Word spread. There was talk of murder, mass graves, serial killers. Eager fingers squeezed juice out of the grapevine so that when the examination was complete, and the bones were deemed very old, a number of people weren't sure if they were pleased or disappointed.
But for Dolan, who'd already fought through petitions, protests and injunctions to turn the pristine fifty acres of boggy bottomland and woods into a housing development, the age of the bones didn't matter.
Their very existence was a major pain in his ass.
And when two days later Lana Campbell, the transplanted city lawyer, crossed her legs and gave him a smug smile, it was all Dolan could do not to pop her in her pretty face.
"You'll find the court order fairly straightforward," she told him, and kept the smile in place. She'd been one of the loudest voices against the development. At the moment, she had quite a bit to smile about.
"You don't need a court order. I stopped work. I'm cooperating with the police and the planning commission."

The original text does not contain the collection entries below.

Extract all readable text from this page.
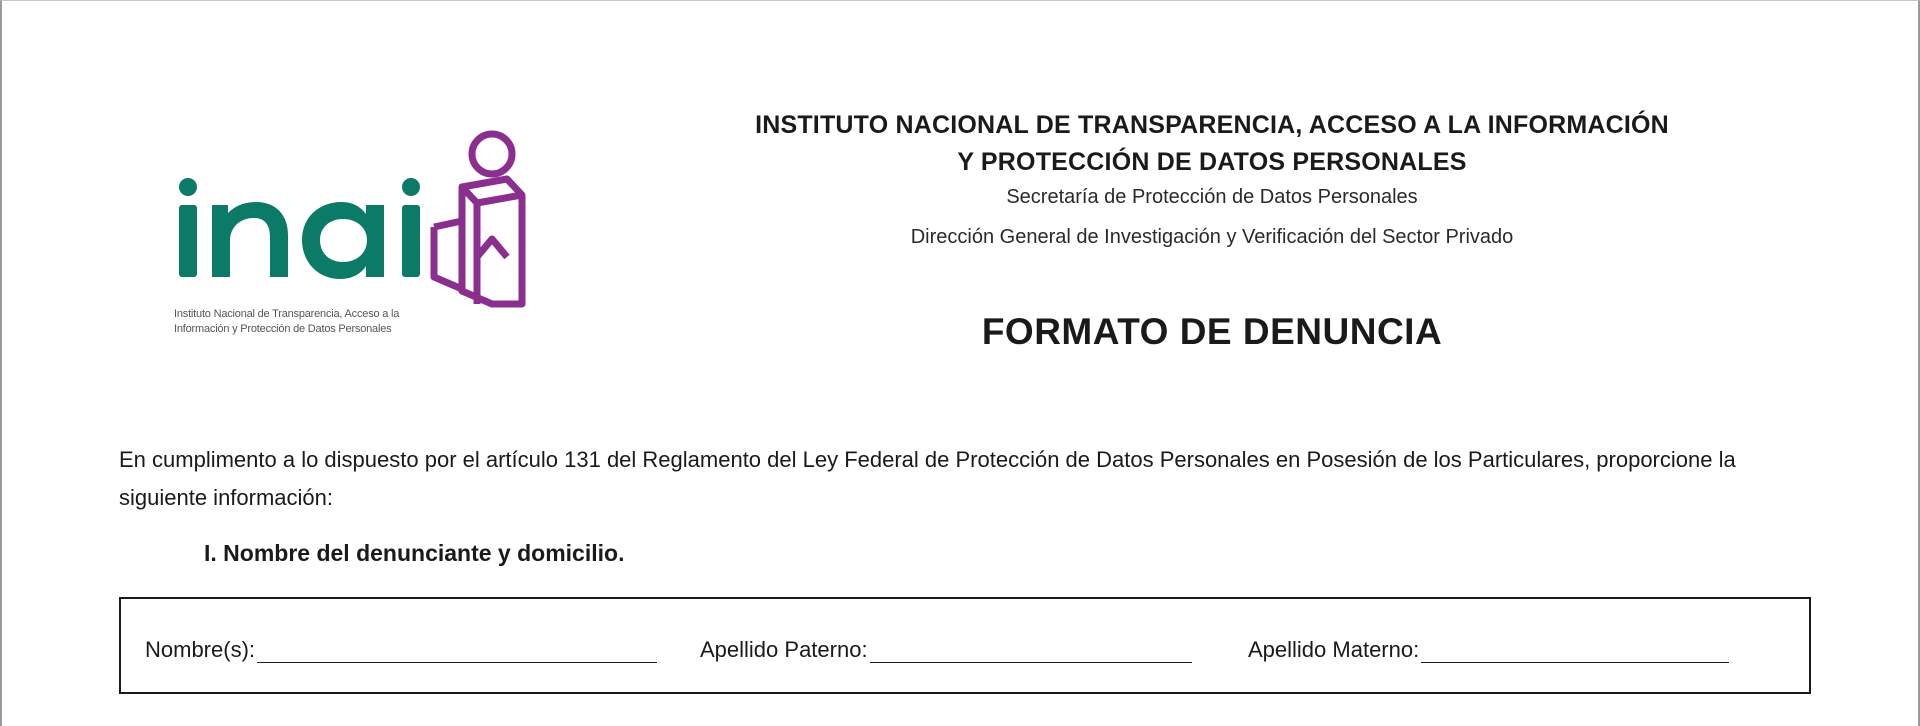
Instituto Nacional de Transparencia, Acceso a la
Información y Protección de Datos Personales
INSTITUTO NACIONAL DE TRANSPARENCIA, ACCESO A LA INFORMACIÓN
Y PROTECCIÓN DE DATOS PERSONALES
Secretaría de Protección de Datos Personales
Dirección General de Investigación y Verificación del Sector Privado
FORMATO DE DENUNCIA
En cumplimento a lo dispuesto por el artículo 131 del Reglamento del Ley Federal de Protección de Datos Personales en Posesión de los Particulares, proporcione la siguiente información:
I. Nombre del denunciante y domicilio.
Nombre(s):	Apellido Paterno:	Apellido Materno:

"Let's just consider this an additional safety measure. The County Planning Commission has given you sixty days to file a report and to convince them that your development should continue."
"I know the ropes, sweetheart. Dolan's been building houses in this county for forty-six years."
He called her "sweetheart" to annoy her. Because they both knew it, Lana only grinned. "The Historical and Preservation Societies have retained me. I'm doing my job. Members of the faculty from the University of Maryland archaeology and anthropology departments will be visiting the site. As liaison, I'm asking you to allow them to remove and test samples."
From Birthright by Nora Roberts, Copyright © 2003 Nora Roberts, published by G. P. Putnam's Sons, a member of Penguin Group (USA) Inc., all rights reserved, reprinted with permission from the publisher.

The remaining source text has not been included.